Rybine s’approcha et demanda :
— Elle dort ?
— Oui !
Il se tut un instant, braqua ses yeux sur le visage calme de la dormeuse, soupira et reprit à voix basse :
— C’est peut-être la première femme qui ait suivi son fils sur cette voie-là… la première !
— Allons-nous-en !… ne la dérangeons pas ! proposa Sophie.
— Il faut que nous allions au travail… J’aimerais bien pouvoir causer avec vous… mais il faut attendre jusqu’au soir ! Allons, camarades !
Les trois hommes sortirent, laissant Sophie dans la hutte.
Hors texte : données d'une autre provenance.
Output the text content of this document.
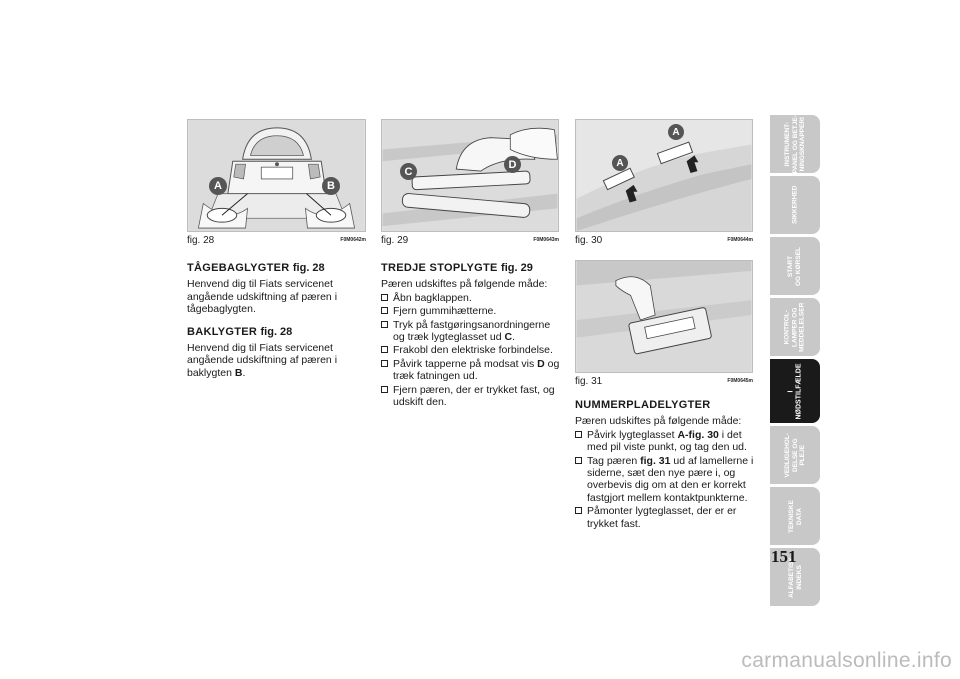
A	B
fig. 28	F0M0642m
C
D
fig. 29	F0M0643m
A
A
fig. 30	F0M0644m
fig. 31	F0M0645m
TÅGEBAGLYGTER fig. 28

Henvend dig til Fiats servicenet angående udskiftning af pæren i tågebaglygten.

BAKLYGTER fig. 28

Henvend dig til Fiats servicenet angående udskiftning af pæren i baklygten B.

TREDJE STOPLYGTE fig. 29
Pæren udskiftes på følgende måde:
Åbn bagklappen.
Fjern gummihætterne.
Tryk på fastgøringsanordningerne og træk lygteglasset ud C.
Frakobl den elektriske forbindelse.
Påvirk tapperne på modsat vis D og træk fatningen ud.
Fjern pæren, der er trykket fast, og udskift den.	NUMMERPLADELYGTER
Pæren udskiftes på følgende måde:
Påvirk lygteglasset A-fig. 30 i det med pil viste punkt, og tag den ud.
Tag pæren fig. 31 ud af lamellerne i siderne, sæt den nye pære i, og overbevis dig om at den er korrekt fastgjort mellem kontaktpunkterne.
Påmonter lygteglasset, der er er trykket fast.
INSTRUMENT-
PANEL OG BETJE-
NINGSKNAPPERI
SIKKERHED
START
OG KØRSEL
KONTROL-
LAMPER OG
MEDDELELSER
I
NØDSTILFÆLDE
VEDLIGEHOL-
DELSE OG
PLEJE
TEKNISKE
DATA
ALFABETISK
INDEKS
151
carmanualsonline.info
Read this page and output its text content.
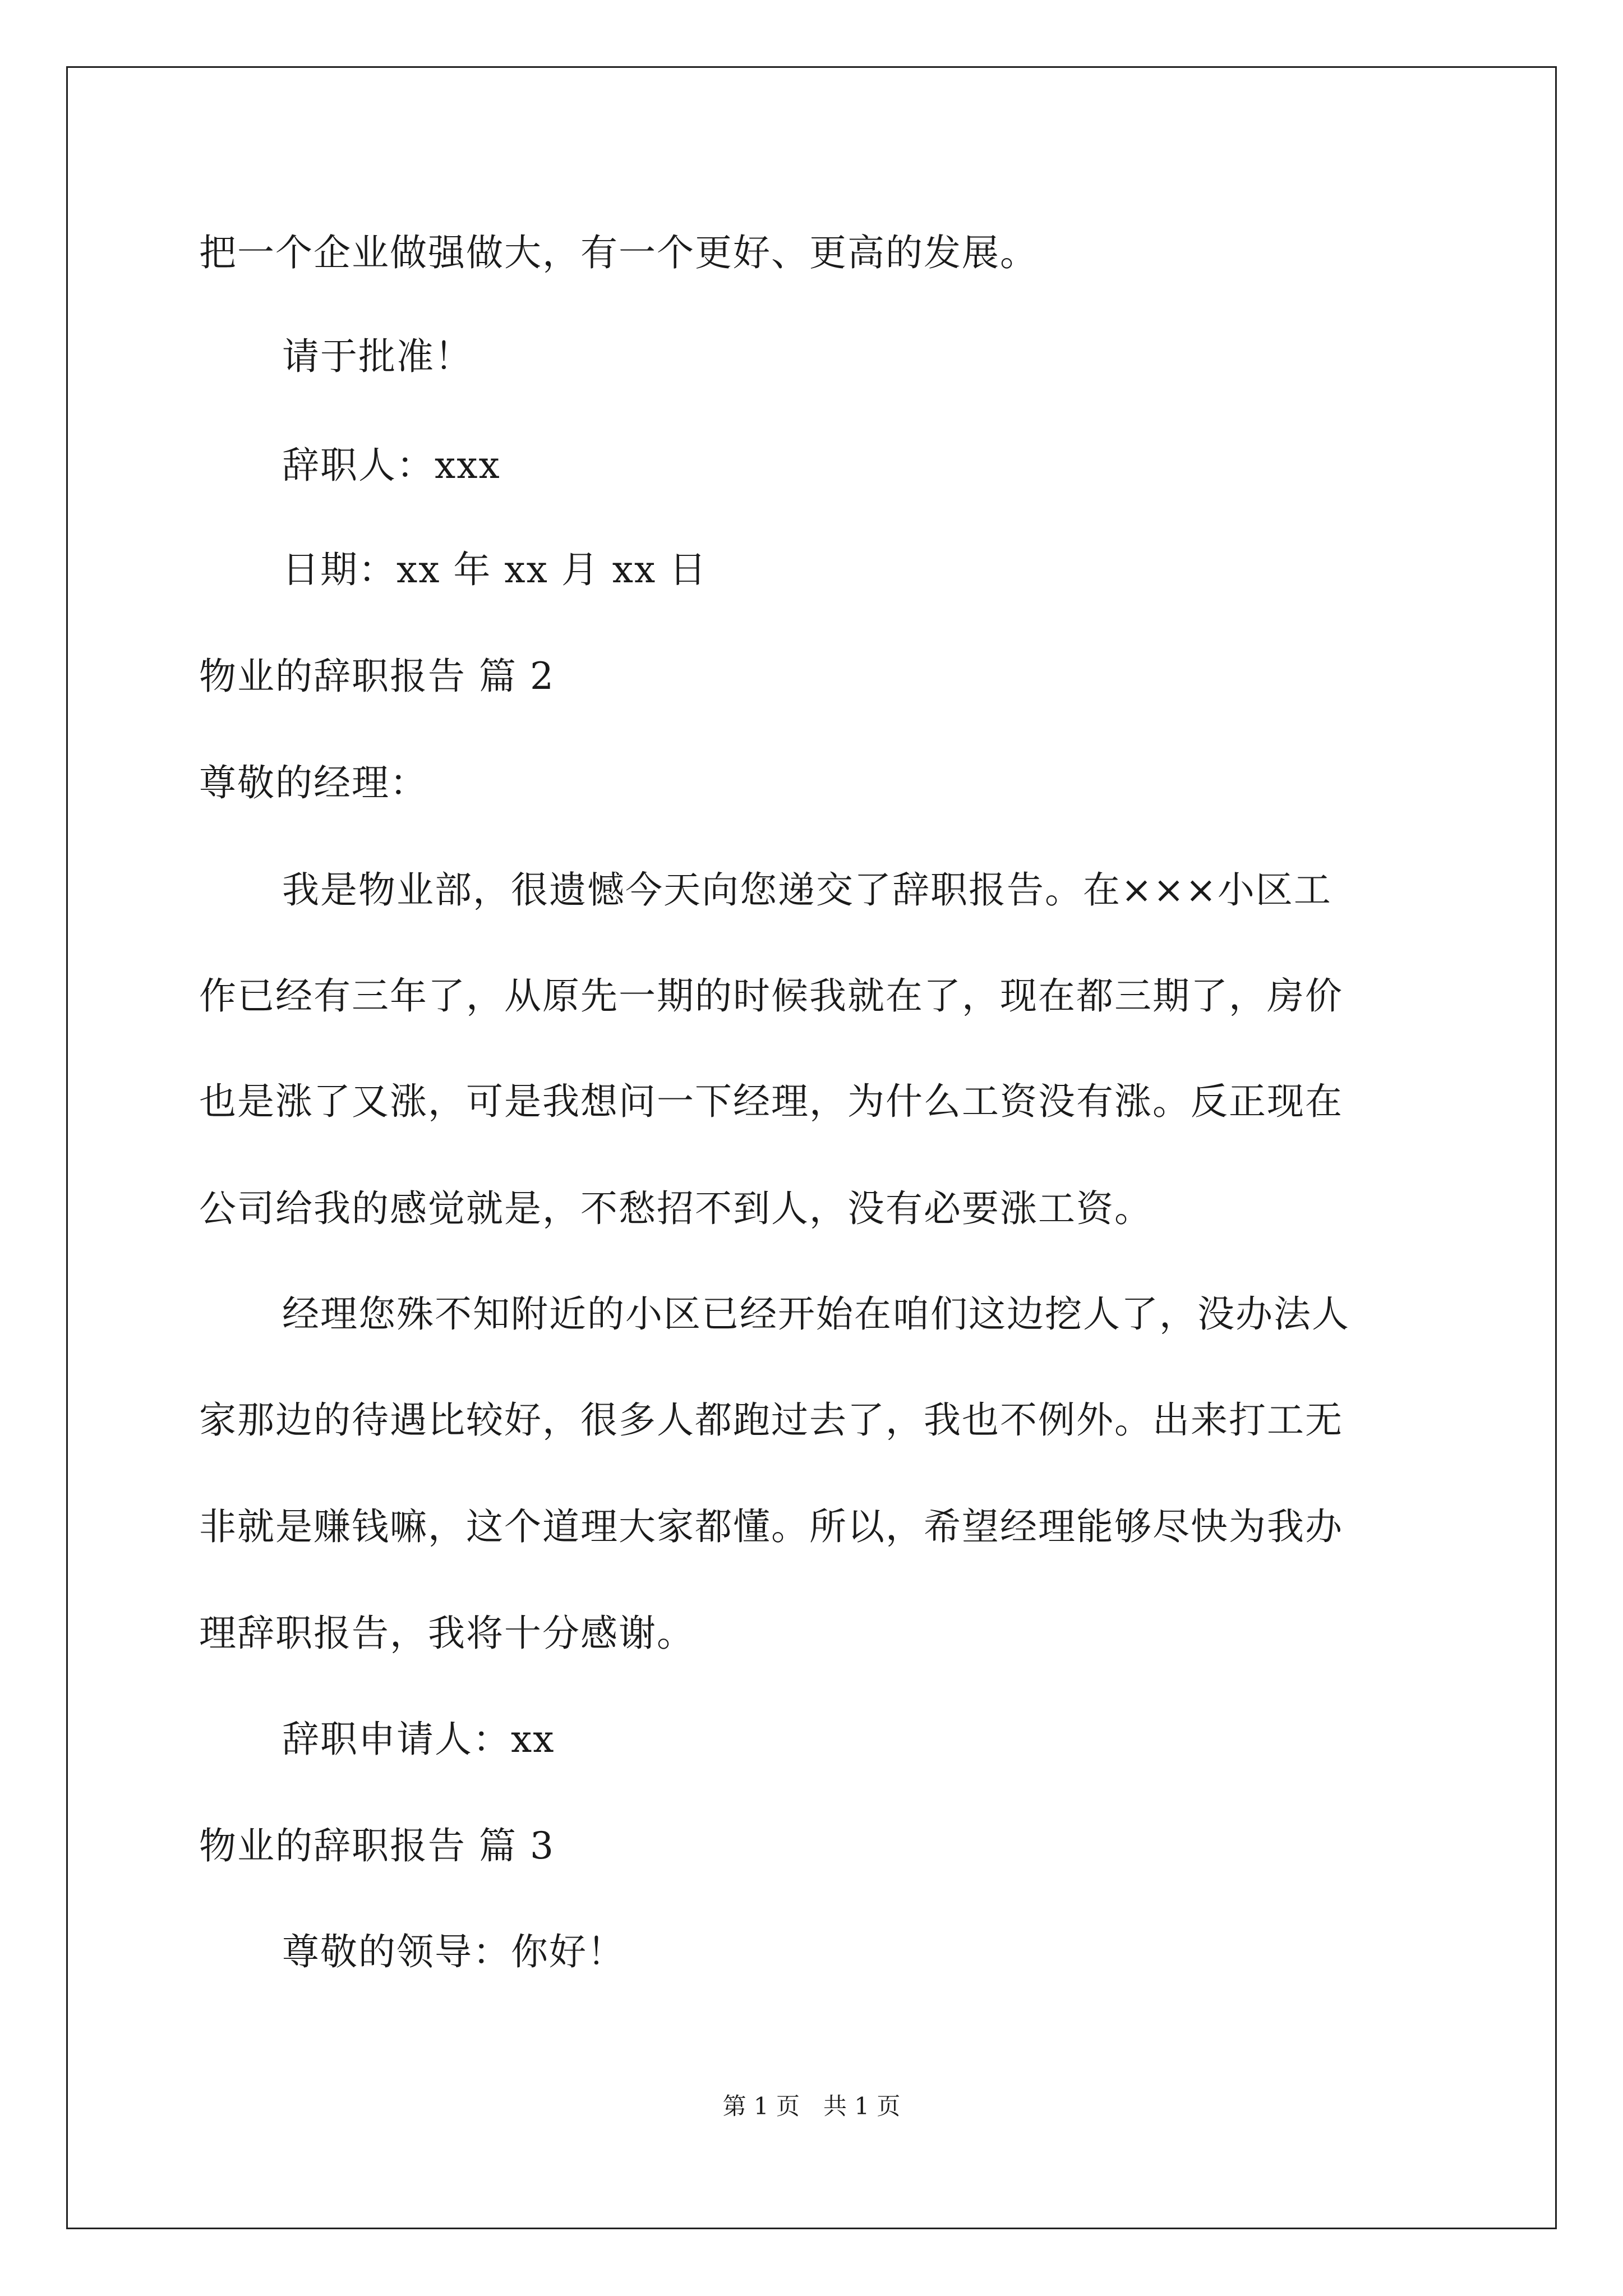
把一个企业做强做大，有一个更好、更高的发展。
请于批准！
辞职人：xxx
日期：xx 年 xx 月 xx 日
物业的辞职报告 篇 2
尊敬的经理：
我是物业部，很遗憾今天向您递交了辞职报告。在×××小区工
作已经有三年了，从原先一期的时候我就在了，现在都三期了，房价
也是涨了又涨，可是我想问一下经理，为什么工资没有涨。反正现在
公司给我的感觉就是，不愁招不到人，没有必要涨工资。
经理您殊不知附近的小区已经开始在咱们这边挖人了，没办法人
家那边的待遇比较好，很多人都跑过去了，我也不例外。出来打工无
非就是赚钱嘛，这个道理大家都懂。所以，希望经理能够尽快为我办
理辞职报告，我将十分感谢。
辞职申请人：xx
物业的辞职报告 篇 3
尊敬的领导：你好！
第 1 页　共 1 页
La mère pensa :
— Dieu merci ! ils se sont réconciliés !… Ils s’accordent !… Et elle s’endormit paisiblement, respirant l’air embaumé de la forêt.
VI
À la tombée de la nuit, les quatre ouvriers rentrèrent, heureux que la journée fût finie. Réveillée par le bruit des voix, la mère, toute souriante, sortit de la hutte, en bâillant.
— Vous avez travaillé et moi j’ai dormi comme une grande dame ! dit-elle en fixant ses yeux affectueux sur chacun d’eux.
— Cela ne fait rien, on te pardonne ! dit Rybine.
Il était plus tranquille qu’au dîner ; la fatigue avait dissipé l’excès de son agitation.
— Ignati ! fit-il, occupe-toi du souper… Nous faisons le ménage à tour de rôle… aujourd’hui, c’est Ignati qui doit nous donner à manger et à boire… Voilà !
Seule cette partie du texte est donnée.